Wie angekündigt, ging die deutsche Generalstaatsanwaltschaft, vertreten durch die umstrittene Oberstaatsanwältin Silke Füssinger, noch im Vorjahr in Berufung. Die 15-seitige Berufungsschrift, welche Report24 vorliegt, ist mit dem 6. Dezember 2023 datiert. Inmitten echter antisemitischer Straftaten, die sich tagtäglich in Wort, Bild und Gewalt in deutschen Straßen manifestiert, bleibt weiterhin Zeit für eine politisch motiviert wirkende Verfolgung des sanften Wissenschaftlers.
Oberstaatsanwältin Silke Füssinger war ihr Amt als Antisemitismusbeauftragte der Generalstaatsanwaltschaft Schleswig-Holstein im Dezember 2021 deklariert mit einer „Null Toleranz Strategie“ hinsichtlich der Diskriminierung jüdischer Mitbürger angetreten. Wie viele Verfahren sie gegen neue Mitbürger geführt hat, welche sich teilweise aus religiösen Gründen negativ über Juden äußern und entsprechende Parolen auch auf den Straßen brüllen, ist nicht im Detail bekannt. Allerdings kann man in Systemmedien nachlesen, dass in Schleswig-Holstein ein neuer Höhepunkt (echter?) antisemitischer Straftaten, speziell nach dem Terrorangriff der Hamas auf Israel, zu beklagen war. Dennoch bleibt immer noch genug Zeit dafür, jemanden mit viel staatlichem Aufwand zu verfolgen, der subjektiv betrachtet sich nichts zuschulden hat kommen lassen.

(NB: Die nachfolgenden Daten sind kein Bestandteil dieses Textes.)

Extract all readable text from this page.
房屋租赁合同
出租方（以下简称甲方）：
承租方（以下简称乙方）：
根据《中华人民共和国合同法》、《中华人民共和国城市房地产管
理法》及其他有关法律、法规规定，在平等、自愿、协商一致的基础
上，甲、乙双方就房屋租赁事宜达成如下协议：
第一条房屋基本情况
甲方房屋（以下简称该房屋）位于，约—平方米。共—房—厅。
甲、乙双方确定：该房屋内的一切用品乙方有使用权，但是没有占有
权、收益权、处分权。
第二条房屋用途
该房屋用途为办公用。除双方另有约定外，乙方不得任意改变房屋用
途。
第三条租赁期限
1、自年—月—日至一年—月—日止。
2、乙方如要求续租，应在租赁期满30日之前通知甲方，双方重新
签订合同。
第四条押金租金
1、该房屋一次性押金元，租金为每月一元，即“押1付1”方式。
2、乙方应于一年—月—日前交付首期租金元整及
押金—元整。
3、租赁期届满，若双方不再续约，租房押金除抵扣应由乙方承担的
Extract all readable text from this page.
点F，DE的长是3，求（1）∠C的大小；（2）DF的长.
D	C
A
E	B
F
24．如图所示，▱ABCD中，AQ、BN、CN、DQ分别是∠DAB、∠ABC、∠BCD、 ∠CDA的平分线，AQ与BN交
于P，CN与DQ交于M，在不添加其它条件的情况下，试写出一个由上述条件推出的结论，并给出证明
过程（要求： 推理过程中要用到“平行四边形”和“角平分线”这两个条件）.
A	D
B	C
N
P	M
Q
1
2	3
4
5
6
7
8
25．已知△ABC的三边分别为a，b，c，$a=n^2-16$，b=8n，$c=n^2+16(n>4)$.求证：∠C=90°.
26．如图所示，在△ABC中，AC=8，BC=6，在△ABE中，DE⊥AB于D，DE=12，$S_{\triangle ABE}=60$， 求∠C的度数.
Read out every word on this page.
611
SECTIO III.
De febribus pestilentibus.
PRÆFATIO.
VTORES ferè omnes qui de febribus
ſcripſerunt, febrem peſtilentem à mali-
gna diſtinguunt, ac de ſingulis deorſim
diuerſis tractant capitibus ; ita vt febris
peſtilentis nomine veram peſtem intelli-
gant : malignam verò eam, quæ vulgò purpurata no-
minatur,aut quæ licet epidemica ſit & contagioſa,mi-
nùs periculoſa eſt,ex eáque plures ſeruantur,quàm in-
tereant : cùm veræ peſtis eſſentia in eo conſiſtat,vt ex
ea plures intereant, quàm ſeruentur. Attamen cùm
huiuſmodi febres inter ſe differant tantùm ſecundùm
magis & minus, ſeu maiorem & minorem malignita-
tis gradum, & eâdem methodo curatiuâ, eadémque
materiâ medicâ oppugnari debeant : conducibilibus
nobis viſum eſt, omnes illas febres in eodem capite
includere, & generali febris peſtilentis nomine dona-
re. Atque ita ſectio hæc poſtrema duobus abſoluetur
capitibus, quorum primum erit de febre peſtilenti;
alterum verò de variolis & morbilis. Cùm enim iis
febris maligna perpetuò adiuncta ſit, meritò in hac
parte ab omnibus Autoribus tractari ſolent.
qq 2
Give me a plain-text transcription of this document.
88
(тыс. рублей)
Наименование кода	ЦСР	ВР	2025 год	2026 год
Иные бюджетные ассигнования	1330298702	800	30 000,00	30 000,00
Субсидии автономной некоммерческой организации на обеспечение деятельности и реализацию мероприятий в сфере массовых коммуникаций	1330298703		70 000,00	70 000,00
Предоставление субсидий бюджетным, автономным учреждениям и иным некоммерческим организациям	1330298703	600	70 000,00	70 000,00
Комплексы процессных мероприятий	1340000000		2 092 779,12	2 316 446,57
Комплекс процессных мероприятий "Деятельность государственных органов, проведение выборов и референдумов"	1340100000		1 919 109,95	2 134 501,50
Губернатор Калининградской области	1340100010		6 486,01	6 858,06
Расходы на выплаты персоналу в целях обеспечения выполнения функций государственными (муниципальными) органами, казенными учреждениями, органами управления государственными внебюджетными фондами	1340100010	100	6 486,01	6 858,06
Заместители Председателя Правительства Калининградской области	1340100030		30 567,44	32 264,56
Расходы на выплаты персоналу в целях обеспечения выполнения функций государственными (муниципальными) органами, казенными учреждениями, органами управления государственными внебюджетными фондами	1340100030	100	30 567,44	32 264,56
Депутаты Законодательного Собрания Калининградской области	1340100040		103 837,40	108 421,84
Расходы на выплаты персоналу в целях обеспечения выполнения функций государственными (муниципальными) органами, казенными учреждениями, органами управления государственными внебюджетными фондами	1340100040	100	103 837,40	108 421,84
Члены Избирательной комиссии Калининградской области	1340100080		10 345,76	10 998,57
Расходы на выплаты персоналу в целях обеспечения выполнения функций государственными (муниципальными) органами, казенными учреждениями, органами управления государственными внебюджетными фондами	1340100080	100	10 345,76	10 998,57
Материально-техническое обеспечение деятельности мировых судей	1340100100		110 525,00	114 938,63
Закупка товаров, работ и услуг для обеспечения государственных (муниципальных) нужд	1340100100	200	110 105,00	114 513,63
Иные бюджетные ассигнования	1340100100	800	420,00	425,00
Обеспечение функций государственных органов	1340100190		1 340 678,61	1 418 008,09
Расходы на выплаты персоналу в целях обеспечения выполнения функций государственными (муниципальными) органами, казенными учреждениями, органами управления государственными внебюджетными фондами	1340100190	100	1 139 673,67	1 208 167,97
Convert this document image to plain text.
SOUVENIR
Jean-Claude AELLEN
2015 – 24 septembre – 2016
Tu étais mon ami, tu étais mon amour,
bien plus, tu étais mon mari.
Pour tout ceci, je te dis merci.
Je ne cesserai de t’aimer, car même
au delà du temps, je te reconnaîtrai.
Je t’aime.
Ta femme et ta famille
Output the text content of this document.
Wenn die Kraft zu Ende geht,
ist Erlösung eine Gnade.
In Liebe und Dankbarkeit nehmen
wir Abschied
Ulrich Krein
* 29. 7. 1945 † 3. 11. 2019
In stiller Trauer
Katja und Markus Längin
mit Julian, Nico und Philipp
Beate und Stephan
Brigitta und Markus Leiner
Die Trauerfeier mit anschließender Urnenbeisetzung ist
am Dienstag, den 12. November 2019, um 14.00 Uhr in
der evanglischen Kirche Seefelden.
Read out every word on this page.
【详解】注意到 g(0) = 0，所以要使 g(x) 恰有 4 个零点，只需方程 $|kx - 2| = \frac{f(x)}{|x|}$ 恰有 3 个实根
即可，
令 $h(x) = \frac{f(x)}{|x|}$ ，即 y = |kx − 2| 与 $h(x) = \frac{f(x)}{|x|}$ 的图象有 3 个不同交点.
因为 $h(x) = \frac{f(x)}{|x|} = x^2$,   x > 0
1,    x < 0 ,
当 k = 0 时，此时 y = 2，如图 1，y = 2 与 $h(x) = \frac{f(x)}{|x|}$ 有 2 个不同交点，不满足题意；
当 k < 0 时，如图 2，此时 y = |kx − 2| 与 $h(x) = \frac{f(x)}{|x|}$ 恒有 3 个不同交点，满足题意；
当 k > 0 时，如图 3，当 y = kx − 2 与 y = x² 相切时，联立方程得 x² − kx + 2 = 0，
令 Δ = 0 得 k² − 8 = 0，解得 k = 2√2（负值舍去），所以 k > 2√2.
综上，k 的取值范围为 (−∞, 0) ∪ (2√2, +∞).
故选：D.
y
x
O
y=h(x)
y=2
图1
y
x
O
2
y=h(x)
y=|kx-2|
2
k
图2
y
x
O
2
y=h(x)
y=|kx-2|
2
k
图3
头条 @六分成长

Daraus resultieren die Vorwürfe
Wir wiederholen hier die umstrittene Passage des unglücklichen Interviews, das der Staatsanwaltschaft als eines der beiden Beweisstücke dient, der Vollständigkeit halber noch mal in ganzer Länge (der zweite Anlassfall war eine Rede bei einer Wahlwerbeveranstaltung der Partei „Die Basis“ in Kiel):
Sucharit Bhakdi sagte wörtlich: Und wenn ihr so indolent seid und nicht aufsteht und sagt “Nein! Mit uns macht ihr das nicht!”, dann ist es um euch geschehen. Und dann werdet ihr auch nicht die Möglichkeit haben, zu flüchten. Israel. Die Israeli können nicht mehr flüchten. Das Land ist zu. Das wird hier passieren.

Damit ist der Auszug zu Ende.